Nvidia (NVDA) is set to recoup billions of dollars in revenue if the tech giant resumes sales of its AI chips to China as expected after a surprise export ban in April.
Wall Street analysts at Stifel, Bernstein, and William Blair said Nvidia could make up as much as $15 billion in revenue from China in the second half of the year to hit around $20 billion from the region for its 2026 fiscal year, which ends next January. That would be an uptick from its roughly $17 billion in sales from China in 2025.
Nvidia said Tuesday that it had received assurances from the Trump administration that it would be granted licenses to resume sales of its H20 chips to Chinese customers, sending the stock to a new record high.
Stifel analyst Ruben Roy raised his price target on Nvidia to $202 from $180 following the news, writing in a note to clients Tuesday that, given pent-up demand, there will “likely be an accelerated cadence of H20 ingestion from China customers” in the second half of the year.
Roy sees Nvidia’s China revenue hitting $19.5 billion in 2026, including its H20 sales in the first quarter. However, he told Yahoo Finance in an email that the company’s ability to hit that target depends on manufacturing capacity at its contract manufacturer TSMC, which he said is “tight.”
“[I]t is unclear if they can actually get all the way there,” he wrote.
Bernstein analyst Stacy Rasgon sees Nvidia raking in anywhere between $10 billion and $15 billion in revenue from China in the second half of the year — implying that the company would hit anywhere from $15.5 billion to $20.5 billion in revenue for the full year — writing, “they still have to actually get licenses granted … then secure purchase orders, then have parts built and shipped.”
Nvidia was effectively banned from selling its H20 chips to China in April in an unexpected move from the Trump administration that sent shares tumbling. China is one of Nvidia’s most important markets, behind only the US, Singapore, and Taiwan. The country accounted for 13% of the AI chipmaker’s revenue in its 2025 fiscal year — but DA Davidson analyst Gil Luria estimates that Chinese companies actually represent between 25% and 40% of Nvidia’s end customers due to chip smuggling.

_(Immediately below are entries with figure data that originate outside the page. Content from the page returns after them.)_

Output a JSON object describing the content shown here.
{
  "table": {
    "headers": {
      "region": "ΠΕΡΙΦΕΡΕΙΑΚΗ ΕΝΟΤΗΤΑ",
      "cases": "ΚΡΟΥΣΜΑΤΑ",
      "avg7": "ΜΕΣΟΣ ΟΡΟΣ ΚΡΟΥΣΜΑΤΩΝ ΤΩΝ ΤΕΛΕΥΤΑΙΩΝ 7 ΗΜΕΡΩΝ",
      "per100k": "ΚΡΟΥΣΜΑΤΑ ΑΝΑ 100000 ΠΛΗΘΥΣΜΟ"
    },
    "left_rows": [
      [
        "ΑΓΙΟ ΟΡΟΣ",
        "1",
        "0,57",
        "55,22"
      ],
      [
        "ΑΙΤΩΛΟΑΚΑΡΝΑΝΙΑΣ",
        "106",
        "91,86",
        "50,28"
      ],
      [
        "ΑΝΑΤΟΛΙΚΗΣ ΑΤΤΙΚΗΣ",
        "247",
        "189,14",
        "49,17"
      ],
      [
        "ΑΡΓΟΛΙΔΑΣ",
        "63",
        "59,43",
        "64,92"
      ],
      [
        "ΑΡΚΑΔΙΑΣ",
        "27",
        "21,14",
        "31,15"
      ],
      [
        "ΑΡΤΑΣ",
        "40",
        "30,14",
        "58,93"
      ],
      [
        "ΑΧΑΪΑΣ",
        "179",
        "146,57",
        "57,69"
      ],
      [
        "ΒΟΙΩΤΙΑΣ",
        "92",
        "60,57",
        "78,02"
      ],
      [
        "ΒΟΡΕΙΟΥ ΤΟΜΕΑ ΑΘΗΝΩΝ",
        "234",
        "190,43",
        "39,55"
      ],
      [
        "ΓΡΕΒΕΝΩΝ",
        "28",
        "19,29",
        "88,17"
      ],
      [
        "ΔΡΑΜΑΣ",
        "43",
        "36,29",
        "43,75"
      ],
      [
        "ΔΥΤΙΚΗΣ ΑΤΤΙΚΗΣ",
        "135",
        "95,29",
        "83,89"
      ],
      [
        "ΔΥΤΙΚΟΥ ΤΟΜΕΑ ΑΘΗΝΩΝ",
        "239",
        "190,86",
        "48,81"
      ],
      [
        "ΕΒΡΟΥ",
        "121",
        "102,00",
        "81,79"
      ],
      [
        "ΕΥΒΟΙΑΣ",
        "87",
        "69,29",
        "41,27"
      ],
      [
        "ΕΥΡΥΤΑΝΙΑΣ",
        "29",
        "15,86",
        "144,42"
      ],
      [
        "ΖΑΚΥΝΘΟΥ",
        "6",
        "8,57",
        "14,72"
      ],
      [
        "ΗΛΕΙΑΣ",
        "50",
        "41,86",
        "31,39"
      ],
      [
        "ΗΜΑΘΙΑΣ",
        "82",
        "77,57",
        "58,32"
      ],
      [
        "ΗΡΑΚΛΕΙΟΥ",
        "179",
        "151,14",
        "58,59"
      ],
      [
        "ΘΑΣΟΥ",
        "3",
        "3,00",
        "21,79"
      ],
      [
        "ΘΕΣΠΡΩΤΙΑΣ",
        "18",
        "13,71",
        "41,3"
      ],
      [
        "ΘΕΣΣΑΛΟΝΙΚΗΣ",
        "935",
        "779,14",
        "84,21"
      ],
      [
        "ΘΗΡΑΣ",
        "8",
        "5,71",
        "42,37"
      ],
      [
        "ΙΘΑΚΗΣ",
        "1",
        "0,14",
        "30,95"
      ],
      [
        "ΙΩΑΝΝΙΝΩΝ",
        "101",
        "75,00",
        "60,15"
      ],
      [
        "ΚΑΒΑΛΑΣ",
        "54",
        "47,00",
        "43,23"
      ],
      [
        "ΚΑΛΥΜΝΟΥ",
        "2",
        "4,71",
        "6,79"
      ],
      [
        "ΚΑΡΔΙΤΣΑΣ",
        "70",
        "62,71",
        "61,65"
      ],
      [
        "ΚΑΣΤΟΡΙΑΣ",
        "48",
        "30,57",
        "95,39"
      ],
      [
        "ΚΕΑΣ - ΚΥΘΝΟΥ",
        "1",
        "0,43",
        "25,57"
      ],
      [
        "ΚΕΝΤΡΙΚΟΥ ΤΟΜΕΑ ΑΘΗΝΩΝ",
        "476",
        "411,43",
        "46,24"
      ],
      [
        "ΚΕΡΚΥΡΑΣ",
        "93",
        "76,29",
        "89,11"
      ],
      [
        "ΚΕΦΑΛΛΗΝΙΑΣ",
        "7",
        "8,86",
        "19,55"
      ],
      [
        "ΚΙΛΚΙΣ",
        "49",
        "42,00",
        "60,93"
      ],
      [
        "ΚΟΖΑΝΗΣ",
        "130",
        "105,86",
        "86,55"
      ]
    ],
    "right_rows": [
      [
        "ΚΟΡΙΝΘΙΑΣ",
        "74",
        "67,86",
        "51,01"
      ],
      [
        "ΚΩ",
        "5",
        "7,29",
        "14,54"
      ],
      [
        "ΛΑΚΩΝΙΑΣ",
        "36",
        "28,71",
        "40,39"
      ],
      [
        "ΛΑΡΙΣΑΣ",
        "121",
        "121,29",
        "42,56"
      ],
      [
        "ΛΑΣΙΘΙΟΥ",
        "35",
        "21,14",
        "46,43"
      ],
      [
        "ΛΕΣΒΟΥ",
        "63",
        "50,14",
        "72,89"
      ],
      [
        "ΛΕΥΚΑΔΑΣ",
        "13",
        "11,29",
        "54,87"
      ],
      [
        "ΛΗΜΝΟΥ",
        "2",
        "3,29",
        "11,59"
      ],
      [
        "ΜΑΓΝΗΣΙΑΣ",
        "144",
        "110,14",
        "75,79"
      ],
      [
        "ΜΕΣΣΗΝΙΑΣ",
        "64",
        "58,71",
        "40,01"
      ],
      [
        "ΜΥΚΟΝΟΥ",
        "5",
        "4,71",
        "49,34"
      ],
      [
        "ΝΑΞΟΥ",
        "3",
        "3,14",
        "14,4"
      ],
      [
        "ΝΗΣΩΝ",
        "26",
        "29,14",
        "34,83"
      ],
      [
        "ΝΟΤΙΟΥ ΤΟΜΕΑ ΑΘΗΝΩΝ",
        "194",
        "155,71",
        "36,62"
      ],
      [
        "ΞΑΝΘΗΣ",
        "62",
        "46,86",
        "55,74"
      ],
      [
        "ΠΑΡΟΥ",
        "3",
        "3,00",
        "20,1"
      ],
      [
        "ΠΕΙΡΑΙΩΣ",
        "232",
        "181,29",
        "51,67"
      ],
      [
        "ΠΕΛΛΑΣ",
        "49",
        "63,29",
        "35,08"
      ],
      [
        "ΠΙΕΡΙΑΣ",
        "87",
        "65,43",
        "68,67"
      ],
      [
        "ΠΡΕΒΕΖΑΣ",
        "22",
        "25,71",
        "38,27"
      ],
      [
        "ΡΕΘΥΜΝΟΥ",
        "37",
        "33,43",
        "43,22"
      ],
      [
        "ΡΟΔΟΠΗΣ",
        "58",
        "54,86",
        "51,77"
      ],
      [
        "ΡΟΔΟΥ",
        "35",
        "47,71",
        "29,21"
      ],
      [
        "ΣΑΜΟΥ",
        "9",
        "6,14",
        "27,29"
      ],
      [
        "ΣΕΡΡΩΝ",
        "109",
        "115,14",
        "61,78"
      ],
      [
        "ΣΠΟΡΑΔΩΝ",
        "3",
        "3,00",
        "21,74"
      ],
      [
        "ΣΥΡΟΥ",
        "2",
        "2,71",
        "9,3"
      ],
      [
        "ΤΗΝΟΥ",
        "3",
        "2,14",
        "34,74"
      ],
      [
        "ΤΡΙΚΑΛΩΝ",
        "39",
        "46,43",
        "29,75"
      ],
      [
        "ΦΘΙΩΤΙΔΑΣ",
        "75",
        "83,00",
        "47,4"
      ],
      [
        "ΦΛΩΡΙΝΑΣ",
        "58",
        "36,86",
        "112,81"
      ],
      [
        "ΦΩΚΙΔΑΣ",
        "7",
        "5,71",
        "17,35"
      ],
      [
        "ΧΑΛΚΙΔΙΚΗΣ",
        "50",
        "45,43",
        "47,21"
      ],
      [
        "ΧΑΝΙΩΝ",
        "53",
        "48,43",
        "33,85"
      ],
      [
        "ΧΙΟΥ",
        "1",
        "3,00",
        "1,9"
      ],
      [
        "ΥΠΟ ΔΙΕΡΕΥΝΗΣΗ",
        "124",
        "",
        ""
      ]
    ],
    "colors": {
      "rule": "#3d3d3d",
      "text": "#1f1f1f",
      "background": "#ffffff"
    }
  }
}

Nvidia has repeatedly created new, lower-power chips to sell to China in the face of tightening US export controls, as the US government has cited national security concerns over China’s development of AI. The company began sales of its H20 chips — graphics processing units based on its prior-generation Hopper architecture — in 2024. Due to the latest ban under Trump in April, Nvidia said it lost $2.5 billion in sales in China in the first quarter, in addition to getting hit with a $4.5 billion write-down in inventory. The company projected it would see $8 billion in lost sales in the country in the second quarter.